Monaco wygrywa po długiej przerwie

    Monaco wygrywa po długiej przerwie

    CosminIftode / Shutterstock.com

    CosminIftode / Shutterstock.com

    Wydarzeniem kolejki w Ligue 1 jest zwycięstwo AS Monaco.

    Zespół z Księstwa wygrał po raz pierwszy pod wodzą nowego trenera, Thierry’ego Henry’ego.

    Fatalny czas

    Po tym jak Monaco po raz kolejny osłabiło się podczas przerwy letniej, wyniki tego zespołu nie mogły być tak dobre, jak w ostatnich latach. Mimo tego aż tak słaba postawa francuskiej drużyny była zaskoczeniem. Ostatni raz zespół ten wygrał 11 sierpnia, a od tego czasu nie potrafił pokonać żadnego z przeciwników ani w Ligue 1, ani w Lidze Mistrzów. Wyjazdowy mecz z Caen miał być okazją do odblokowania się. Ostatni raz gospodarze tego spotkania urwali punkty temu rywalowi w marcu 2016 roku. Wtedy to jedną z bramek zdobył obecny gracz Atletico, Lemar.
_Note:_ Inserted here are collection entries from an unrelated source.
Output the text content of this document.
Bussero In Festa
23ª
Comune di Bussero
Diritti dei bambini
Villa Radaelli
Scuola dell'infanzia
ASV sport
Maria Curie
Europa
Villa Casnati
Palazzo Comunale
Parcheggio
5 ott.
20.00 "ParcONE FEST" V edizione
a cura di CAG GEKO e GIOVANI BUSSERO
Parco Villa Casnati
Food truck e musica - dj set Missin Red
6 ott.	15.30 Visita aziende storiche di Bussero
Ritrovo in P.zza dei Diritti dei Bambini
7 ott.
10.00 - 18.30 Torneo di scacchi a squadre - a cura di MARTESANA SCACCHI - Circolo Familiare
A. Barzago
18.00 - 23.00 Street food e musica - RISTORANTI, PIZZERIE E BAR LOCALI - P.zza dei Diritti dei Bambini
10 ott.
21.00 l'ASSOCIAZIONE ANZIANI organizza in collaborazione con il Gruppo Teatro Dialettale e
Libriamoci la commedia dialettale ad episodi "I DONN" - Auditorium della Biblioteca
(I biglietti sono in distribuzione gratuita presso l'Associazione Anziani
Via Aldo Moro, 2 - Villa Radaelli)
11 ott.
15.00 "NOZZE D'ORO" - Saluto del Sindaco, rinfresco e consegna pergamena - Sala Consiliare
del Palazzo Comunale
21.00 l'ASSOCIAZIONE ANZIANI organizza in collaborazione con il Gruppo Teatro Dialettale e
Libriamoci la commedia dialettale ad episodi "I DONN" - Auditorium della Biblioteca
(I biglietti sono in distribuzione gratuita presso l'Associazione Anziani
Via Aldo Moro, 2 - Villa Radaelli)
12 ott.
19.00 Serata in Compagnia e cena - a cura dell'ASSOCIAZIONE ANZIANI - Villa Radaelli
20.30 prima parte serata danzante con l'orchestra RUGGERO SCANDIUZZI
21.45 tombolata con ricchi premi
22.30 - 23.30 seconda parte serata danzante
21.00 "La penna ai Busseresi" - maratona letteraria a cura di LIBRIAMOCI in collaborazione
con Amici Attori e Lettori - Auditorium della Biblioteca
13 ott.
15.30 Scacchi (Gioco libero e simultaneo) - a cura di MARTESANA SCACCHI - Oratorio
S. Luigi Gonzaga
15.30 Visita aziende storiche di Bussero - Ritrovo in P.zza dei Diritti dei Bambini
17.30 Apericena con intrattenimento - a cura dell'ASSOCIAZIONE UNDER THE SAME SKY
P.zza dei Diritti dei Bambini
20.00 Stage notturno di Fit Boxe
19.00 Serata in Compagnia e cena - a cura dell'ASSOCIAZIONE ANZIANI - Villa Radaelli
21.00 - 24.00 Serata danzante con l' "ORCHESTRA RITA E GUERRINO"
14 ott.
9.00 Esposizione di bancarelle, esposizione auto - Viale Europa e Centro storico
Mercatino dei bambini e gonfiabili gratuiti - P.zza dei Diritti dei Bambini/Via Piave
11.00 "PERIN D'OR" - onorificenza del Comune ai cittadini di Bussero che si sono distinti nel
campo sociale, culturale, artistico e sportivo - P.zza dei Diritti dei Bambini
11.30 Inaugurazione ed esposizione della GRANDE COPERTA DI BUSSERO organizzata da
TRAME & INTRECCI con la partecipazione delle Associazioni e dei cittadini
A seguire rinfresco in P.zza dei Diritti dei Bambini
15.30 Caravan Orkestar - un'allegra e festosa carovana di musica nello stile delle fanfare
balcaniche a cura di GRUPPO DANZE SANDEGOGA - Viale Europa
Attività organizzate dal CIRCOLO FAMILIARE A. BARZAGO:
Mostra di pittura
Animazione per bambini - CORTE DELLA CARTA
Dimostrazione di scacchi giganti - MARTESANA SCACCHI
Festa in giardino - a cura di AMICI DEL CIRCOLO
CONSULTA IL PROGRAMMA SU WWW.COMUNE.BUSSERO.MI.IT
Caen także słabo spisuje się w obecnym sezonie, dlatego mecz ze znajdującym się w słabej formie Monaco był okazją do podskoczenia w tabeli.

    Zwycięski gol

    Całe spotkanie było dość wyrównane z minimalną przewagą gości. Do przerwy fani nie oglądali żadnych goli, a po zmianie stron padła tylko jedna bramka. Kibice gospodarzy nie mieli jednak powodów do radości, ponieważ gola zdobyło Monaco. W 55. minucie rzut wolny sprzed pola karnego wykonywali goście. Bardzo dobrze uderzył Falcao, a bramkarz gospodarzy nie miał zbyt dużych szans na interwencję. Caen próbowało wyrównać i dążyło do tego gola. Monaco jednak utrzymało skromne prowadzenie do końca. Co ciekawe była to dopiero druga wygrana ekipy z Księstwa w tym sezonie. Nadal to jednak Caen znajduje się w tabeli wyżej. Ma ono 2 punkty przewagi nad Monaco i zajmuje siedemnastą lokatę. Być może zdobyte w sobotę trzy punkty pozwolą odblokować się na dobre podopiecznym Thierry’ego Henry’ego.

    Skromna wygrana

    W sobotę rywalizował też lider obecnych rozgrywek, PSG. Tak jak zapowiadano, Paryżanie przystąpili do meczu z Tuluzą bez kontuzjowanych Mbappe i Neymara. Także Jese zmaga się z urazem. Thomas Tuchel postanowił więc, że PSG wyjdzie na mecz z jednym napastnikiem, którym był Cavani. To właśnie Urugwajczyk szybko wyprowadził gospodarzy na prowadzenie. W dziewiątej minucie po podaniu Rabiota Cavani dobrze poradził sobie z rywalem i nie miał problemów z wpakowaniem piłki do siatki. Co ciekawe była to jedyna zdobyta bramka w tym meczu przez oba zespoły. Mimo skromnej wygranej Paryżanie po raz czternasty w tym sezonie ligowym dopisali sobie trzy punkty do swojego dorobku.